Selon la Commission Économique pour l’Amérique Latine et les Caraïbes (CEPALC), la croissance serait de nouveau négative en 2025, marquant ainsi sept années consécutives de déclin économique en Haïti. Tous les indicateurs sont au rouge. Inflation galopante, chômage croissant et pauvreté sont tous marqués par l’absence de mesures gouvernementales efficaces. Pour tenter de redresser la situation, l’économiste Guy Mary Hyppolite, dans une interview accordée à Le Quotidien News le 20 août 2025 plaide, entre autres, pour plusieurs actions concrètes : stabiliser l’environnement sécuritaire et politique, stimuler la production locale…

Le Quotidien News (L. Q. N) : Quand parle-t-on de croissance économique négative dans un pays ?

Guy Mary Hyppolite (G. M. H): On parle de croissance économique négative lorsqu’un pays enregistre une diminution de son produit intérieur brut (PIB) par rapport à l’année précédente. Cela signifie que la production de richesses (biens et services) baisse, que les investissements diminuent, que la consommation ralentit et que l’économie ne parvient pas à générer de nouvelles opportunités d’emplois et de revenus. Si ce phénomène persiste plusieurs années de suite, on parle de récession prolongée ou de dépression économique.

L. Q. N : Au cours des six dernières années, nous avons enregistré des taux de croissance économique négatifs en Haïti. Aujourd’hui, tous les indicateurs économiques sont au rouge : le taux de chômage ne cesse de grimper. Par ailleurs, aucune mesure efficace n’est prise par le gouvernement pour aider la population.
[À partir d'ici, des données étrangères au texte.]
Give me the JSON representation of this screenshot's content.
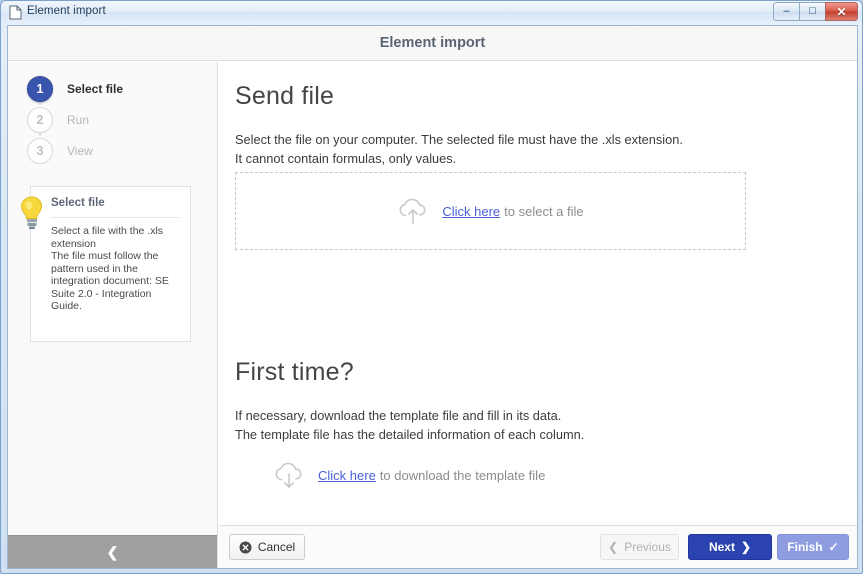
{
  "window": {
    "title": "Element import",
    "icon": "document-icon",
    "controls": {
      "minimize": "–",
      "maximize": "□",
      "close": "✕"
    }
  },
  "dialog": {
    "title": "Element import"
  },
  "sidebar": {
    "steps": [
      {
        "number": "1",
        "label": "Select file",
        "state": "active"
      },
      {
        "number": "2",
        "label": "Run",
        "state": "inactive"
      },
      {
        "number": "3",
        "label": "View",
        "state": "inactive"
      }
    ],
    "tip": {
      "icon": "lightbulb-icon",
      "title": "Select file",
      "body": "Select a file with the .xls extension\nThe file must follow the pattern used in the integration document: SE Suite 2.0 - Integration Guide."
    },
    "collapse": {
      "icon": "chevron-left-icon",
      "glyph": "❮"
    }
  },
  "main": {
    "send_file": {
      "heading": "Send file",
      "description": "Select the file on your computer. The selected file must have the .xls extension.\nIt cannot contain formulas, only values.",
      "dropzone": {
        "icon": "cloud-upload-icon",
        "link_label": "Click here",
        "suffix_label": "to select a file"
      }
    },
    "first_time": {
      "heading": "First time?",
      "description": "If necessary, download the template file and fill in its data.\nThe template file has the detailed information of each column.",
      "download": {
        "icon": "cloud-download-icon",
        "link_label": "Click here",
        "suffix_label": "to download the template file"
      }
    }
  },
  "footer": {
    "cancel": {
      "label": "Cancel",
      "icon": "cancel-circle-icon"
    },
    "previous": {
      "label": "Previous",
      "icon": "chevron-left-icon",
      "glyph": "❮"
    },
    "next": {
      "label": "Next",
      "icon": "chevron-right-icon",
      "glyph": "❯"
    },
    "finish": {
      "label": "Finish",
      "icon": "check-icon",
      "glyph": "✓"
    }
  },
  "colors": {
    "accent_blue": "#2b43b0",
    "step_active": "#3a55ad",
    "link": "#4a5ed6",
    "finish_blue": "#8e9de0",
    "muted": "#8c8c8c",
    "bulb_yellow": "#f5d33a"
  }
}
Dans ce contexte, qu’est-ce qu’on pourrait faire pour redresser l’économie du pays ?

G. M. H : Pour redresser l’économie haïtienne, plusieurs actions doivent être envisagées :

         1.      Stabiliser l’environnement politique et sécuritaire afin de créer la confiance et d’encourager les investissements.

         2.      Stimuler la production locale (agriculture, artisanat, petites industries) dans le but de réduire la dépendance aux importations et de créer des emplois.

         3.      Investir dans les infrastructures de base (routes, énergie, eau potable) pour favoriser les échanges économiques.

         4.      Renforcer l’éducation et la formation professionnelle pour doter la jeunesse de compétences adaptées au marché du travail.

         5.      Encourager la diaspora à investir dans des projets productifs par des incitations fiscales et un cadre légal transparent.

L. Q. N : Selon vous, comment le secteur privé des affaires peut-il contribuer à améliorer la situation économique du pays ?

G. M. H : Le secteur privé peut jouer un rôle moteur dans la relance économique en :

         1.      Investissant dans la production nationale (agriculture, agro-industrie, énergie renouvelable).

         2.      Créant des partenariats public-privé pour moderniser les infrastructures et améliorer les services essentiels.

         3.      Encourageant l’innovation et l’entrepreneuriat à travers le financement de startups et de petites entreprises locales.

         4.      Respectant la responsabilité sociale des entreprises (RSE) en soutenant des projets communautaires et en améliorant les conditions de travail.

L. Q. N : Quelle politique devrait adopter l’État haïtien pour remédier à cette croissance économique négative de plus de six ans ?

G. M. H : L’État doit mettre en place une politique économique cohérente et durable, basée sur :

         1.      La bonne gouvernance et la transparence dans la gestion des fonds publics.

         2.      La lutte contre la corruption pour garantir que les ressources profitent réellement à la population.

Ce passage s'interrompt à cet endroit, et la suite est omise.